When I’m teaching environmental compliance and hazard management courses, one of the issues I try to convey is that environmental compliance isn’t just for tree huggers and protecting the environment. It’s more about protecting yourself from toxic exposures. First from direct exposure while working with and around hazardous substances and second from exposure to contaminated air, water, and land. When the conversation turns to their own safety or the contamination of their favorite fishing hole, people’s interest picks up. Then they want to know, “How do I find out where all the contamination is located?” So contamination, where are you?
You would be surprised and probably a bit scared by how much contamination we are surrounded by. The park where you walk your dog, the river you cross every day, the nursery where you buy your flowers, the building down the street from where you work, or even the land you’re building a house. They’re not all Superfund sites, but they’re out there.
Fortunately much of this information is provided to the public by the EPA and your state’s environmental agency. The EPA is happy to tell you about it with a “Where You Live” link on its homepage.
Here is a good starting list of links where you can find out if there are contaminated streams, air, or Superfund sites in your life.
1. EPA’s National Priorities List map, which is a list of national priorities among the known contaminated sites. You probably know these by their more common name – Superfund sites.
2. EPA’s Enforcement Annual Results map. This isn’t necessarily all contaminated sites, but a map showing the location of all the concluded enforcement actions from the last fiscal year. Basically, where the EPA found something wrong and action was taken. You’d be surprised, like I was, to find a local business on this map.

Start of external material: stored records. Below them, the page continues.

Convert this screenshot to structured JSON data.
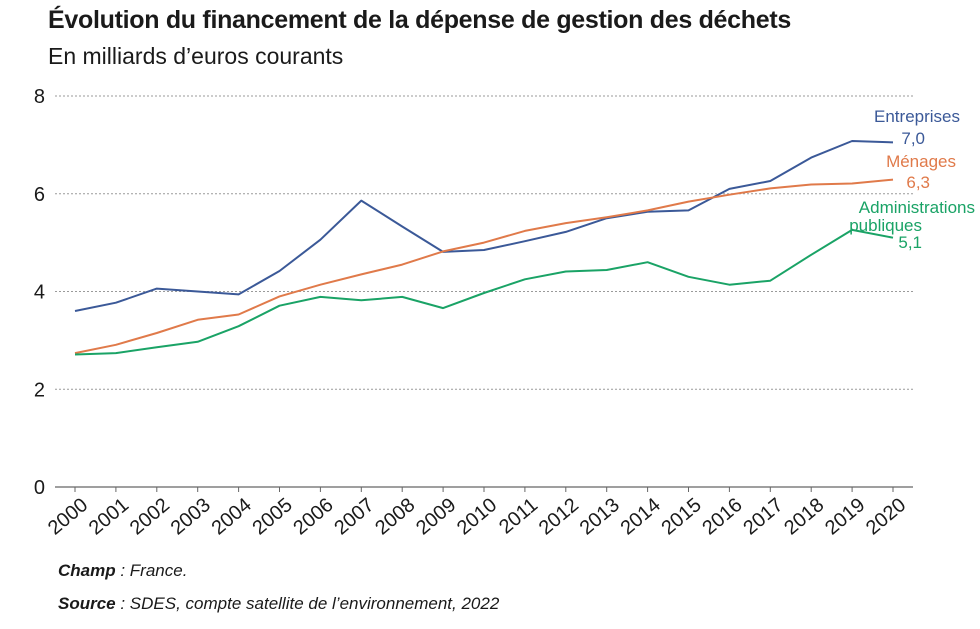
{
  "header": {
    "title": "Évolution du financement de la dépense de gestion des déchets",
    "subtitle": "En milliards d’euros courants"
  },
  "notes": {
    "champ_label": "Champ",
    "champ_text": " : France.",
    "source_label": "Source",
    "source_text": " : SDES, compte satellite de l’environnement, 2022"
  },
  "chart_data": {
    "type": "line",
    "title": "Évolution du financement de la dépense de gestion des déchets",
    "subtitle": "En milliards d’euros courants",
    "x": [
      "2000",
      "2001",
      "2002",
      "2003",
      "2004",
      "2005",
      "2006",
      "2007",
      "2008",
      "2009",
      "2010",
      "2011",
      "2012",
      "2013",
      "2014",
      "2015",
      "2016",
      "2017",
      "2018",
      "2019",
      "2020"
    ],
    "ylim": [
      0,
      8
    ],
    "yticks": [
      "0",
      "2",
      "4",
      "6",
      "8"
    ],
    "grid": true,
    "series": [
      {
        "name": "Entreprises",
        "end_label": "7,0",
        "color": "#3b5998",
        "values": [
          3.6,
          3.77,
          4.06,
          4.0,
          3.94,
          4.42,
          5.06,
          5.86,
          5.33,
          4.81,
          4.85,
          5.03,
          5.22,
          5.5,
          5.63,
          5.66,
          6.1,
          6.26,
          6.74,
          7.08,
          7.05
        ]
      },
      {
        "name": "Ménages",
        "end_label": "6,3",
        "color": "#e07a4a",
        "values": [
          2.74,
          2.91,
          3.15,
          3.42,
          3.53,
          3.9,
          4.14,
          4.35,
          4.55,
          4.82,
          5.0,
          5.24,
          5.4,
          5.52,
          5.66,
          5.84,
          5.98,
          6.11,
          6.19,
          6.21,
          6.29
        ]
      },
      {
        "name": "Administrations publiques",
        "end_label": "5,1",
        "color": "#1aa366",
        "values": [
          2.71,
          2.74,
          2.86,
          2.97,
          3.29,
          3.71,
          3.89,
          3.82,
          3.89,
          3.66,
          3.97,
          4.25,
          4.41,
          4.44,
          4.6,
          4.3,
          4.14,
          4.22,
          4.75,
          5.26,
          5.1
        ]
      }
    ]
  }
}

3. How about that river, creek or lake where you fish or swim? The EPA has another good website, http://watersgeo.epa.
5. Consumption warnings can be found on your state’s environmental protection or fish and wildlife website. Some people are shocked to learn that states may recommend limiting how much fish or waterfowl you eat and to practice catch and release, but these warnings and postings have been around for over a decade.

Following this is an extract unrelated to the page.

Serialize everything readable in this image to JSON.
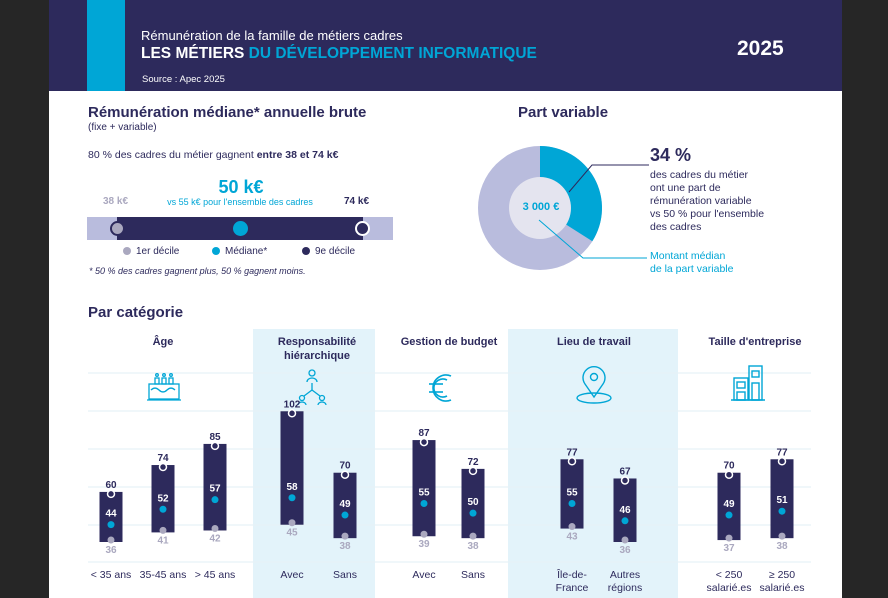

Here’s an example from my neck of the Colorado Front Range. There are high-end and sustainable homes being built in the far northwest Denver suburbs. It’s a beautiful location right up along the base of the mountains. Unfortunately it’s also the former site of the Rocky Flats nuclear weapons production facility. That’s right, plutonium. It’s a lot different from cleaning up an oil spill or TCE contaminated soil. As much as I tend to trust environmental scientist who claim the area is clean, it’s a scary thought to be spending a lot of money and a portion of your life living on a former radioactive site.
Even more unusual is that the main development, Candelas, is a sustainable, green living development. What if you just bought a new, sustainably built house surrounded by beautiful Colorado open space, then learned a new highway is being built nearby (which is also happening), and then also learned that the area used to be a nuclear weapons production facility. Time to reconsider that half a million dollars you’re about to spend. I’ve seen enough science (both good and bad) influenced by politics and money that a history of plutonium is enough for me to set aside any science, use common sense, and not to live there.
My final disconcerting point, which drives some of my students wild, is that there is so much contamination that is either not known about or is known about and is not being cleaned up due to limited money, time, and effort. It’s quite amusing to watch a fiscally conservative person get fired up about contamination in their neighborhood and then become conflicted when I tell them the EPA and/or state knows about it but doesn’t have the money to clean it up. Emotion, science, and politics. It can be a “toxic” combination.